Technology that's not a startup
Here’s a nice story on technology that isn’t startups: Unhappy truckers and other algorithmic problems. Logistic networks are a technology, just like smartphones. They make our world way better, but they do so invisibly and at a slower pace than the churn of mobile apps, web frameworks, and startups. But they’re still solving problems, moving the needle. They’re just, possibly, less obsessed with technology tribalism and fashion. Some days, that seems like a pretty useful space to find oneself in.
I don't have time to not teach
It wasn’t long ago that other developers not knowing the things I know was really frustrating. “How could they not know this?!” I thought that I didn’t have time nor should I be expected to train other developers. If I could learn all this stuff, they can too. (Older, wiser Adam: younger, more naive Adam was very wrong!)
At some point, my perspective on this did a complete turnaround. Now I’m eager to teach other developers things they don’t know. The major benefit is, now they know the things I know! A side benefit is now I know the thing better because I had to teach it.
I was completely wrong when I thought I didn’t have time to teach. Turns out, I don’t have time to not teach other developers the things I think are important.
Overtime means your business is hurting
Overtime is Morphine, Ernie Miller:
A developer who is truly concerned about the health of his or her company also must be careful to ensure the "patient" isn't developing an unhealthy dependency on their heroics, allowing the company to limp along without experiencing the pain that should accompany unwise choices. Pain is how we learn to avoid repeating mistakes.I've seen too many developers put in a heroic effort, only to repeat it the next day, sometimes without sleeping in. That's "killing the patient", to extend Ernie's metaphor. It's not the natural state of a business to notice the human cost it might have. The people inside the business have to assess that cost and do something about controlling it.
If your business, or the one you work at, requires regular heroics, consider that it is a broken system. Luckily, software developers are well equipped with mental routines for diagnosing and patching broken systems. Time to hack the organization.
Scala and Clojure in terms of city building
The Scala folks are building newer, better cities on top of older cities, which is how things really work (e.g. Paris, Rome, Boston, etc.). The Clojure folks are building Dyson spheres in space, which is a little ambitious and maybe not entirely realistic.

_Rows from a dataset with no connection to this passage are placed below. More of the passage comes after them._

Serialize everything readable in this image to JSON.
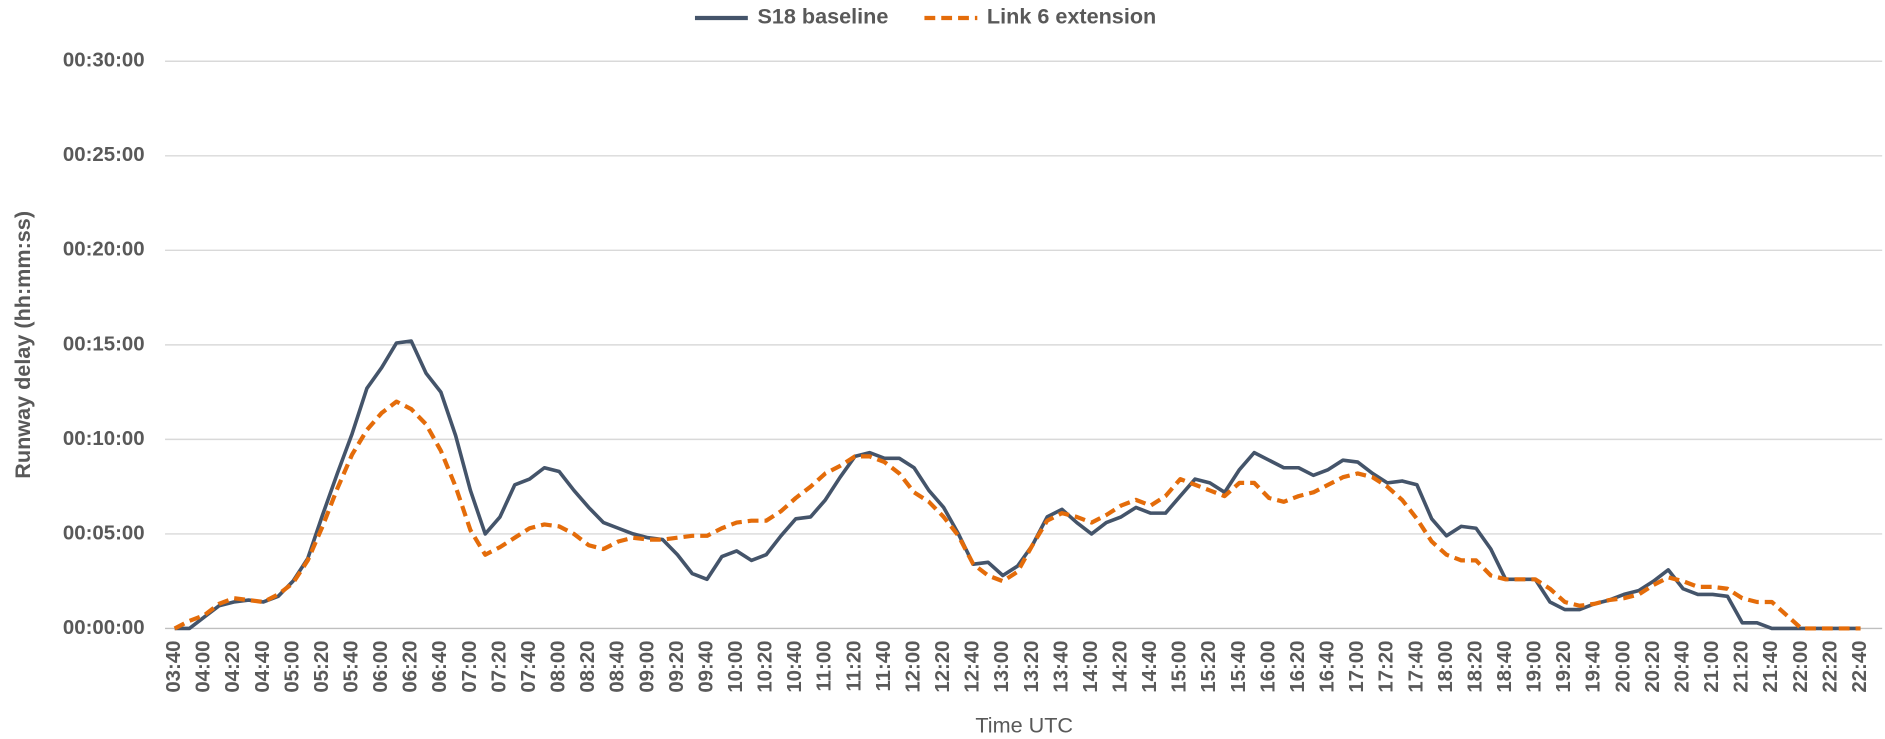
{
  "chart_data": {
    "type": "line",
    "y_label": "Runway delay (hh:mm:ss)",
    "x_label": "Time UTC",
    "categories": [
      "03:40",
      null,
      "04:00",
      null,
      "04:20",
      null,
      "04:40",
      null,
      "05:00",
      null,
      "05:20",
      null,
      "05:40",
      null,
      "06:00",
      null,
      "06:20",
      null,
      "06:40",
      null,
      "07:00",
      null,
      "07:20",
      null,
      "07:40",
      null,
      "08:00",
      null,
      "08:20",
      null,
      "08:40",
      null,
      "09:00",
      null,
      "09:20",
      null,
      "09:40",
      null,
      "10:00",
      null,
      "10:20",
      null,
      "10:40",
      null,
      "11:00",
      null,
      "11:20",
      null,
      "11:40",
      null,
      "12:00",
      null,
      "12:20",
      null,
      "12:40",
      null,
      "13:00",
      null,
      "13:20",
      null,
      "13:40",
      null,
      "14:00",
      null,
      "14:20",
      null,
      "14:40",
      null,
      "15:00",
      null,
      "15:20",
      null,
      "15:40",
      null,
      "16:00",
      null,
      "16:20",
      null,
      "16:40",
      null,
      "17:00",
      null,
      "17:20",
      null,
      "17:40",
      null,
      "18:00",
      null,
      "18:20",
      null,
      "18:40",
      null,
      "19:00",
      null,
      "19:20",
      null,
      "19:40",
      null,
      "20:00",
      null,
      "20:20",
      null,
      "20:40",
      null,
      "21:00",
      null,
      "21:20",
      null,
      "21:40",
      null,
      "22:00",
      null,
      "22:20",
      null,
      "22:40"
    ],
    "series": [
      {
        "name": "S18 baseline",
        "color": "#44546a",
        "dash": false,
        "values": [
          0,
          0,
          0.6,
          1.2,
          1.4,
          1.5,
          1.4,
          1.7,
          2.5,
          3.7,
          6.0,
          8.2,
          10.3,
          12.7,
          13.8,
          15.1,
          15.2,
          13.5,
          12.5,
          10.2,
          7.3,
          5.0,
          5.9,
          7.6,
          7.9,
          8.5,
          8.3,
          7.3,
          6.4,
          5.6,
          5.3,
          5.0,
          4.8,
          4.7,
          3.9,
          2.9,
          2.6,
          3.8,
          4.1,
          3.6,
          3.9,
          4.9,
          5.8,
          5.9,
          6.8,
          8.0,
          9.1,
          9.3,
          9.0,
          9.0,
          8.5,
          7.3,
          6.4,
          5.0,
          3.4,
          3.5,
          2.8,
          3.3,
          4.4,
          5.9,
          6.3,
          5.6,
          5.0,
          5.6,
          5.9,
          6.4,
          6.1,
          6.1,
          7.0,
          7.9,
          7.7,
          7.2,
          8.4,
          9.3,
          8.9,
          8.5,
          8.5,
          8.1,
          8.4,
          8.9,
          8.8,
          8.2,
          7.7,
          7.8,
          7.6,
          5.8,
          4.9,
          5.4,
          5.3,
          4.2,
          2.6,
          2.6,
          2.6,
          1.4,
          1.0,
          1.0,
          1.3,
          1.5,
          1.8,
          2.0,
          2.5,
          3.1,
          2.1,
          1.8,
          1.8,
          1.7,
          0.3,
          0.3,
          0,
          0,
          0,
          0,
          0,
          0,
          0
        ]
      },
      {
        "name": "Link 6 extension",
        "color": "#e46c0a",
        "dash": true,
        "values": [
          0,
          0.4,
          0.7,
          1.3,
          1.6,
          1.5,
          1.4,
          1.8,
          2.4,
          3.6,
          5.4,
          7.4,
          9.2,
          10.5,
          11.4,
          12.0,
          11.6,
          10.8,
          9.4,
          7.5,
          5.2,
          3.9,
          4.3,
          4.8,
          5.3,
          5.5,
          5.4,
          5.0,
          4.4,
          4.2,
          4.6,
          4.8,
          4.7,
          4.7,
          4.8,
          4.9,
          4.9,
          5.3,
          5.6,
          5.7,
          5.7,
          6.2,
          6.9,
          7.5,
          8.2,
          8.6,
          9.1,
          9.1,
          8.8,
          8.2,
          7.2,
          6.7,
          5.9,
          4.9,
          3.4,
          2.8,
          2.5,
          3.0,
          4.4,
          5.7,
          6.1,
          5.9,
          5.6,
          6.0,
          6.5,
          6.8,
          6.5,
          7.0,
          7.9,
          7.6,
          7.3,
          7.0,
          7.7,
          7.7,
          6.9,
          6.7,
          7.0,
          7.2,
          7.6,
          8.0,
          8.2,
          8.0,
          7.5,
          6.8,
          5.8,
          4.6,
          3.9,
          3.6,
          3.6,
          2.8,
          2.6,
          2.6,
          2.6,
          2.1,
          1.4,
          1.2,
          1.3,
          1.5,
          1.6,
          1.8,
          2.3,
          2.7,
          2.5,
          2.2,
          2.2,
          2.1,
          1.6,
          1.4,
          1.4,
          0.7,
          0,
          0,
          0,
          0,
          0
        ]
      }
    ],
    "ylim": [
      0,
      30
    ],
    "yticks": [
      {
        "value": 0,
        "label": "00:00:00"
      },
      {
        "value": 5,
        "label": "00:05:00"
      },
      {
        "value": 10,
        "label": "00:10:00"
      },
      {
        "value": 15,
        "label": "00:15:00"
      },
      {
        "value": 20,
        "label": "00:20:00"
      },
      {
        "value": 25,
        "label": "00:25:00"
      },
      {
        "value": 30,
        "label": "00:30:00"
      }
    ],
    "grid": true,
    "legend": "top"
  }
}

That said, sometimes wouldn’t you rather live in a sci-fi fantasy world rather than on top of layer after layer of archaeology?

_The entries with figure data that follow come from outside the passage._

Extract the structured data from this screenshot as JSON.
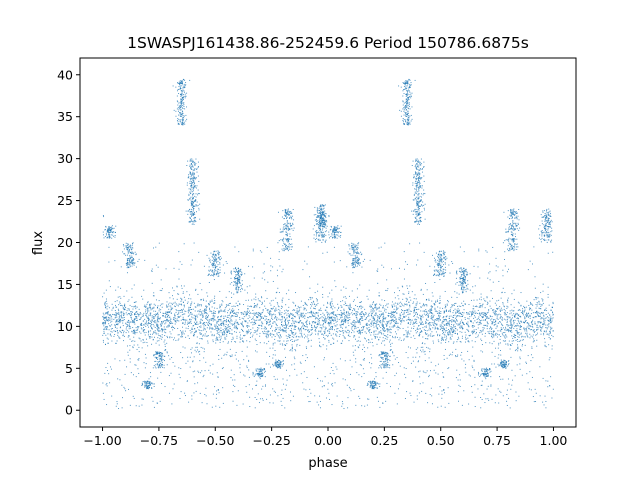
{
  "chart_data": {
    "type": "scatter",
    "title": "1SWASPJ161438.86-252459.6 Period 150786.6875s",
    "xlabel": "phase",
    "ylabel": "flux",
    "xlim": [
      -1.1,
      1.1
    ],
    "ylim": [
      -2,
      42
    ],
    "x_ticks": [
      -1.0,
      -0.75,
      -0.5,
      -0.25,
      0.0,
      0.25,
      0.5,
      0.75,
      1.0
    ],
    "x_tick_labels": [
      "−1.00",
      "−0.75",
      "−0.50",
      "−0.25",
      "0.00",
      "0.25",
      "0.50",
      "0.75",
      "1.00"
    ],
    "y_ticks": [
      0,
      5,
      10,
      15,
      20,
      25,
      30,
      35,
      40
    ],
    "y_tick_labels": [
      "0",
      "5",
      "10",
      "15",
      "20",
      "25",
      "30",
      "35",
      "40"
    ],
    "grid": false,
    "legend": "none",
    "point_color": "#1f77b4",
    "series": [
      {
        "phase_half": [
          0.0,
          0.02,
          0.05,
          0.08,
          0.1,
          0.12,
          0.15,
          0.18,
          0.2,
          0.22,
          0.25,
          0.28,
          0.3,
          0.33,
          0.35,
          0.38,
          0.4,
          0.42,
          0.45,
          0.48,
          0.5,
          0.52,
          0.55,
          0.58,
          0.6,
          0.62,
          0.65,
          0.68,
          0.7,
          0.72,
          0.75,
          0.78,
          0.8,
          0.82,
          0.85,
          0.88,
          0.9,
          0.92,
          0.95,
          0.98,
          1.0
        ],
        "median_flux": [
          10.5,
          11.0,
          10.5,
          10.8,
          11.0,
          10.5,
          10.8,
          10.3,
          11.0,
          10.8,
          10.5,
          10.5,
          11.2,
          10.8,
          11.5,
          11.0,
          10.5,
          10.2,
          10.5,
          10.8,
          11.0,
          10.5,
          10.5,
          10.8,
          10.8,
          10.5,
          10.8,
          11.0,
          11.2,
          10.5,
          10.5,
          10.2,
          10.0,
          10.2,
          10.5,
          10.8,
          11.0,
          11.2,
          10.8,
          10.5,
          10.5
        ],
        "spread": [
          2.5,
          2.5,
          2.8,
          2.5,
          2.5,
          2.8,
          2.5,
          2.5,
          2.6,
          2.5,
          2.5,
          2.7,
          2.6,
          2.8,
          2.8,
          2.6,
          2.5,
          2.6,
          2.5,
          2.5,
          2.5,
          2.5,
          2.6,
          2.5,
          2.5,
          2.5,
          2.6,
          2.5,
          2.5,
          2.6,
          2.7,
          2.8,
          2.8,
          2.6,
          2.6,
          2.6,
          2.5,
          2.5,
          2.5,
          2.5,
          2.5
        ]
      }
    ],
    "features": [
      {
        "phase": 0.35,
        "flux_range": [
          34,
          39.5
        ]
      },
      {
        "phase": 0.4,
        "flux_range": [
          22,
          30
        ]
      },
      {
        "phase": 0.03,
        "flux_range": [
          20.5,
          22
        ]
      },
      {
        "phase": -0.03,
        "flux_range": [
          22,
          24.5
        ]
      },
      {
        "phase": 0.82,
        "flux_range": [
          19,
          24
        ]
      },
      {
        "phase": 0.97,
        "flux_range": [
          20,
          24
        ]
      },
      {
        "phase": 0.12,
        "flux_range": [
          17,
          20
        ]
      },
      {
        "phase": 0.5,
        "flux_range": [
          16,
          19
        ]
      },
      {
        "phase": 0.6,
        "flux_range": [
          14,
          17
        ]
      },
      {
        "phase": 0.25,
        "flux_range": [
          5,
          7
        ]
      },
      {
        "phase": 0.78,
        "flux_range": [
          5,
          6
        ]
      },
      {
        "phase": 0.7,
        "flux_range": [
          4,
          5
        ]
      },
      {
        "phase": 0.2,
        "flux_range": [
          2.5,
          3.5
        ]
      }
    ],
    "note_symmetry": "phase range -1 to 1 shows the same curve twice (mirrored at phase shift of 1)"
  }
}
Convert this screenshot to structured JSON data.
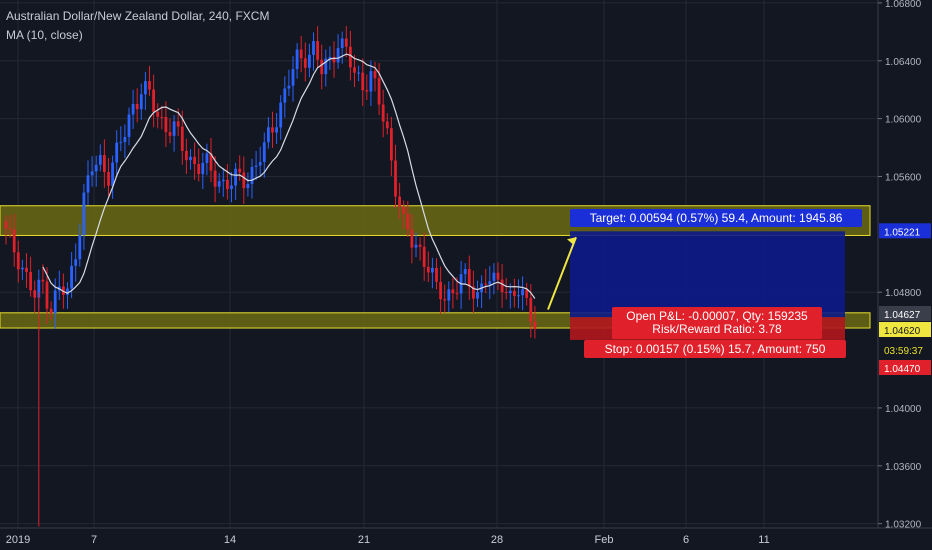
{
  "header": {
    "title": "Australian Dollar/New Zealand Dollar, 240, FXCM",
    "indicator": "MA (10, close)"
  },
  "colors": {
    "background": "#131722",
    "grid": "#242833",
    "up": "#2962ff",
    "down": "#e0202a",
    "ma": "#d8dce6",
    "zone_fill": "#6b6a14",
    "zone_line": "#e8e02a",
    "target_fill": "#0d1a8a",
    "stop_fill": "#b3161e",
    "arrow": "#f0e640"
  },
  "chart_data": {
    "type": "candlestick",
    "title": "Australian Dollar/New Zealand Dollar, 240, FXCM",
    "indicator": "MA (10, close)",
    "ylim": [
      1.0317,
      1.0682
    ],
    "y_ticks": [
      "1.06800",
      "1.06400",
      "1.06000",
      "1.05600",
      "1.04800",
      "1.04000",
      "1.03600",
      "1.03200"
    ],
    "x_ticks": [
      "2019",
      "7",
      "14",
      "21",
      "28",
      "Feb",
      "6",
      "11"
    ],
    "price_labels": [
      {
        "text": "1.05221",
        "value": 1.05221,
        "kind": "target"
      },
      {
        "text": "1.04627",
        "value": 1.04627,
        "kind": "open"
      },
      {
        "text": "1.04620",
        "value": 1.0462,
        "kind": "last"
      },
      {
        "text": "03:59:37",
        "value": 1.0448,
        "kind": "timer"
      },
      {
        "text": "1.04470",
        "value": 1.0447,
        "kind": "stop"
      }
    ],
    "zones": [
      {
        "from": 1.0522,
        "to": 1.0537
      },
      {
        "from": 1.0458,
        "to": 1.0463
      }
    ],
    "position": {
      "entry": 1.04627,
      "target": 1.05221,
      "stop": 1.0447,
      "target_label": "Target: 0.00594 (0.57%) 59.4, Amount: 1945.86",
      "pnl_label": "Open P&L: -0.00007, Qty: 159235",
      "rr_label": "Risk/Reward Ratio: 3.78",
      "stop_label": "Stop: 0.00157 (0.15%) 15.7, Amount: 750"
    },
    "price_path": [
      [
        0,
        1.052
      ],
      [
        3,
        1.0505
      ],
      [
        5,
        1.049
      ],
      [
        7,
        1.0476
      ],
      [
        9,
        1.0486
      ],
      [
        11,
        1.047
      ],
      [
        13,
        1.0482
      ],
      [
        15,
        1.0478
      ],
      [
        17,
        1.051
      ],
      [
        19,
        1.0545
      ],
      [
        21,
        1.0565
      ],
      [
        23,
        1.057
      ],
      [
        25,
        1.0563
      ],
      [
        27,
        1.0575
      ],
      [
        29,
        1.059
      ],
      [
        31,
        1.061
      ],
      [
        33,
        1.062
      ],
      [
        35,
        1.0615
      ],
      [
        37,
        1.0602
      ],
      [
        39,
        1.0596
      ],
      [
        41,
        1.0592
      ],
      [
        43,
        1.058
      ],
      [
        45,
        1.0572
      ],
      [
        47,
        1.0568
      ],
      [
        49,
        1.0566
      ],
      [
        51,
        1.056
      ],
      [
        53,
        1.0556
      ],
      [
        55,
        1.0555
      ],
      [
        57,
        1.0558
      ],
      [
        59,
        1.056
      ],
      [
        61,
        1.0568
      ],
      [
        63,
        1.0578
      ],
      [
        65,
        1.0595
      ],
      [
        67,
        1.061
      ],
      [
        69,
        1.0625
      ],
      [
        71,
        1.064
      ],
      [
        73,
        1.0645
      ],
      [
        75,
        1.0648
      ],
      [
        77,
        1.0632
      ],
      [
        79,
        1.064
      ],
      [
        81,
        1.0655
      ],
      [
        83,
        1.0645
      ],
      [
        85,
        1.063
      ],
      [
        87,
        1.0625
      ],
      [
        89,
        1.063
      ],
      [
        91,
        1.061
      ],
      [
        93,
        1.059
      ],
      [
        95,
        1.0555
      ],
      [
        97,
        1.0525
      ],
      [
        99,
        1.0515
      ],
      [
        101,
        1.051
      ],
      [
        103,
        1.0498
      ],
      [
        105,
        1.048
      ],
      [
        107,
        1.0478
      ],
      [
        109,
        1.0482
      ],
      [
        111,
        1.0488
      ],
      [
        113,
        1.0485
      ],
      [
        115,
        1.048
      ],
      [
        117,
        1.049
      ],
      [
        119,
        1.0484
      ],
      [
        121,
        1.0488
      ],
      [
        123,
        1.0478
      ],
      [
        125,
        1.048
      ],
      [
        127,
        1.047
      ],
      [
        129,
        1.0462
      ]
    ]
  }
}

Tools for software in the large
When software becomes successful, software often becomes large. More features, more support systems, more infrastructure, more people, etc. Therefore, software “in the large” seems like a good problem to solve: how can you work at the same pace with one person, one application, and one server when you reach a hundred people, ten applications and a thousand servers?
Right now, I think the only tool we have for reducing the overhead of large systems and organizations is language. Frameworks and libraries can help make larger applications plausible, but they don’t resist the forces that make a large application hard to work with. Tooling and process, like source control or CI, only help us keep large software going; they don’t slow us down on the path to producing huge software.
Better programming languages make it possible to produce software that does more things in a more concise statement. To some extent better “API language” makes that possible too, but it relies on the power of the host language.
Am I overlooking other tools that make software in the large a manageable endeavor?